Merck KGaA, Darmstadt, Germany, statement on Rebif (interferon beta-1a) donation to INSERM
As Merck KGaA, Darmstadt, Germany is a company that is dedicated to human progress and to making a lasting difference on patients’ lives, we are fully committed to contributing to solutions related to global health crises such as COVID-19.
As part of the global effort to investigate potential therapeutics for COVID-19 and our support of independent research, Merck KGaA, Darmstadt, Germany recently donated a supply of interferon beta-1a (Rebif®) to the French Institut National de la Santé et de la Recherche Médicale (INSERM) following a request for use in a clinical trial. The trial is sponsored by INSERM and its launch has been announced by the French Health authorities on March 11th. To date, Merck KGaA, Darmstadt, Germany’s interferon beta-1a is not approved by any regulatory authority for the treatment of COVID-19 or for use as an antiviral agent.
We continue to work closely with global health authorities to respond to the needs of patients impacted by COVID-19.
About Rebif® (interferon beta-1a)
Rebif (interferon beta-1a) is indicated for the treatment of relapsing forms of multiple sclerosis (MS), to include clinically isolated syndrome, relapsing-remitting disease, and active secondary progressive disease, in adults. It is used to decrease the frequency of relapses and delay the occurrence of some of the physical disability that is common in people with MS. The efficacy and safety of Rebif in controlled clinical trials beyond 2-years has not been established.
IMPORTANT SAFETY INFORMATION:
Rebif is contraindicated in patients with a history of hypersensitivity to natural or recombinant interferon beta, human albumin, or any other component of the formulation.
Rebif should be used with caution in patients with depression, a condition that is common in people with multiple sclerosis. Depression, suicidal ideation, and suicide attempts have been reported to occur with increased frequency in patients receiving interferon compounds, including Rebif.

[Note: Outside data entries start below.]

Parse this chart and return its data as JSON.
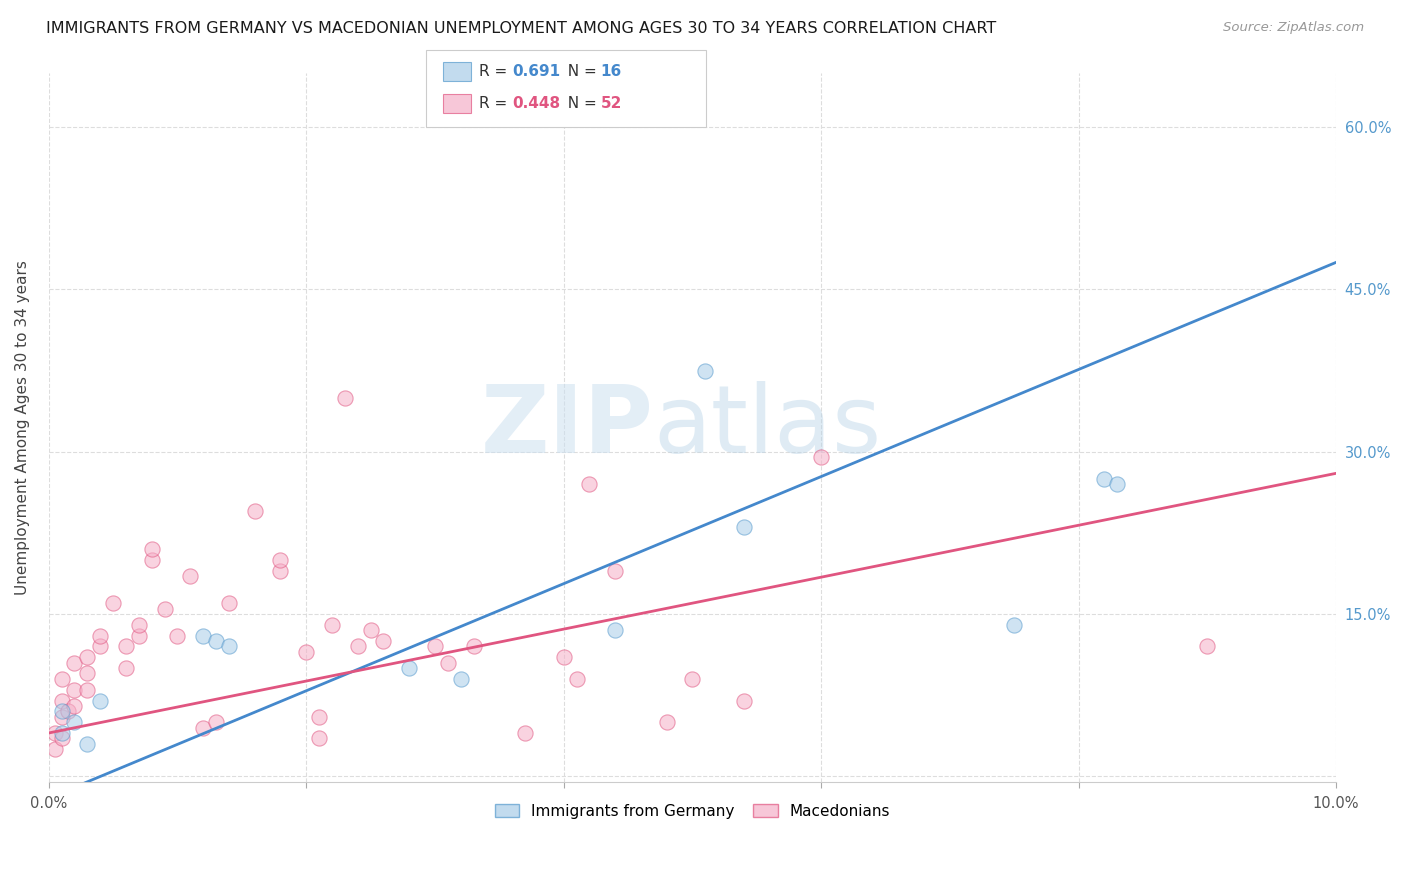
{
  "title": "IMMIGRANTS FROM GERMANY VS MACEDONIAN UNEMPLOYMENT AMONG AGES 30 TO 34 YEARS CORRELATION CHART",
  "source": "Source: ZipAtlas.com",
  "ylabel": "Unemployment Among Ages 30 to 34 years",
  "xlim": [
    0.0,
    0.1
  ],
  "ylim": [
    -0.005,
    0.65
  ],
  "xticks": [
    0.0,
    0.02,
    0.04,
    0.06,
    0.08,
    0.1
  ],
  "xticklabels": [
    "0.0%",
    "",
    "",
    "",
    "",
    "10.0%"
  ],
  "yticks": [
    0.0,
    0.15,
    0.3,
    0.45,
    0.6
  ],
  "right_yticklabels": [
    "",
    "15.0%",
    "30.0%",
    "45.0%",
    "60.0%"
  ],
  "blue_scatter_x": [
    0.001,
    0.001,
    0.002,
    0.003,
    0.004,
    0.012,
    0.013,
    0.014,
    0.028,
    0.032,
    0.044,
    0.051,
    0.054,
    0.075,
    0.082,
    0.083
  ],
  "blue_scatter_y": [
    0.04,
    0.06,
    0.05,
    0.03,
    0.07,
    0.13,
    0.125,
    0.12,
    0.1,
    0.09,
    0.135,
    0.375,
    0.23,
    0.14,
    0.275,
    0.27
  ],
  "pink_scatter_x": [
    0.0005,
    0.0005,
    0.001,
    0.001,
    0.001,
    0.001,
    0.0015,
    0.002,
    0.002,
    0.002,
    0.003,
    0.003,
    0.003,
    0.004,
    0.004,
    0.005,
    0.006,
    0.006,
    0.007,
    0.007,
    0.008,
    0.008,
    0.009,
    0.01,
    0.011,
    0.012,
    0.013,
    0.014,
    0.016,
    0.018,
    0.018,
    0.02,
    0.021,
    0.021,
    0.022,
    0.023,
    0.024,
    0.025,
    0.026,
    0.03,
    0.031,
    0.033,
    0.037,
    0.04,
    0.041,
    0.042,
    0.044,
    0.048,
    0.05,
    0.054,
    0.06,
    0.09
  ],
  "pink_scatter_y": [
    0.025,
    0.04,
    0.035,
    0.055,
    0.07,
    0.09,
    0.06,
    0.065,
    0.08,
    0.105,
    0.08,
    0.095,
    0.11,
    0.12,
    0.13,
    0.16,
    0.1,
    0.12,
    0.13,
    0.14,
    0.2,
    0.21,
    0.155,
    0.13,
    0.185,
    0.045,
    0.05,
    0.16,
    0.245,
    0.19,
    0.2,
    0.115,
    0.055,
    0.035,
    0.14,
    0.35,
    0.12,
    0.135,
    0.125,
    0.12,
    0.105,
    0.12,
    0.04,
    0.11,
    0.09,
    0.27,
    0.19,
    0.05,
    0.09,
    0.07,
    0.295,
    0.12
  ],
  "blue_line_x": [
    0.0,
    0.1
  ],
  "blue_line_y": [
    -0.02,
    0.475
  ],
  "pink_line_x": [
    0.0,
    0.1
  ],
  "pink_line_y": [
    0.04,
    0.28
  ],
  "blue_fill": "#a8cce8",
  "blue_edge": "#5599cc",
  "pink_fill": "#f5b0c8",
  "pink_edge": "#e05580",
  "blue_line_color": "#4488cc",
  "pink_line_color": "#e05580",
  "watermark_zip": "ZIP",
  "watermark_atlas": "atlas",
  "bg": "#ffffff",
  "grid_color": "#dddddd",
  "scatter_size": 120,
  "scatter_alpha": 0.55,
  "bottom_legend": [
    "Immigrants from Germany",
    "Macedonians"
  ]
}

Severe liver injury, including some cases of hepatic failure requiring liver transplantation, has been reported rarely in patients taking Rebif. The potential for liver injury should be considered when used in combination with other products associated with liver injury. Monitor liver function tests and patients for signs and symptoms of hepatic injury. Consider discontinuing Rebif if hepatic injury occurs.
Anaphylaxis and other allergic reactions (some severe) have been reported as a rare complication of Rebif. Discontinue Rebif if anaphylaxis occurs.
In controlled clinical trials, injection site reactions occurred more frequently in Rebif-treated patients than in placebo-treated and Avonex-treated patients. Injection site reactions including injection site pain, erythema, edema, cellulitis, abscess, and necrosis have been reported in the postmarketing setting. Do not administer Rebif into affected area until fully healed; if multiple lesions occur, discontinue Rebif until skin lesions are healed.
Decreased peripheral blood counts in all cell lines, including pancytopenia, have been reported in Rebif-treated patients. In controlled clinical trials, leukopenia occurred at a higher frequency in Rebif-treated patients than in placebo and Avonex-treated patients. Thrombocytopenia and anemia occurred more frequently in 44 mcg Rebif-treated patients than in placebo-treated patients. Patients should be monitored for symptoms or signs of decreased blood counts. Monitoring of complete blood and differential white blood cell counts is also recommended.
Cases of thrombotic microangiopathy (TMA), some fatal, have been reported with interferon beta products, including Rebif, up to several weeks or years after starting therapy. Discontinue Rebif if clinical symptoms and laboratory findings consistent with TMA occur, and manage as clinically indicated.
Caution should be exercised when administering Rebif to patients with pre-existing seizure disorders. Seizures have been temporally associated with the use of beta interferons, including Rebif, in clinical trials and in postmarketing reports.
The most common side effects with Rebif are injection-site disorders, headaches, influenza-like symptoms, abdominal pain, depression, elevated liver enzymes, and hematologic abnormalities.
There are no adequate and well-controlled studies in pregnant women. Rebif should be used during pregnancy only if the potential benefit justifies the potential risk to the fetus.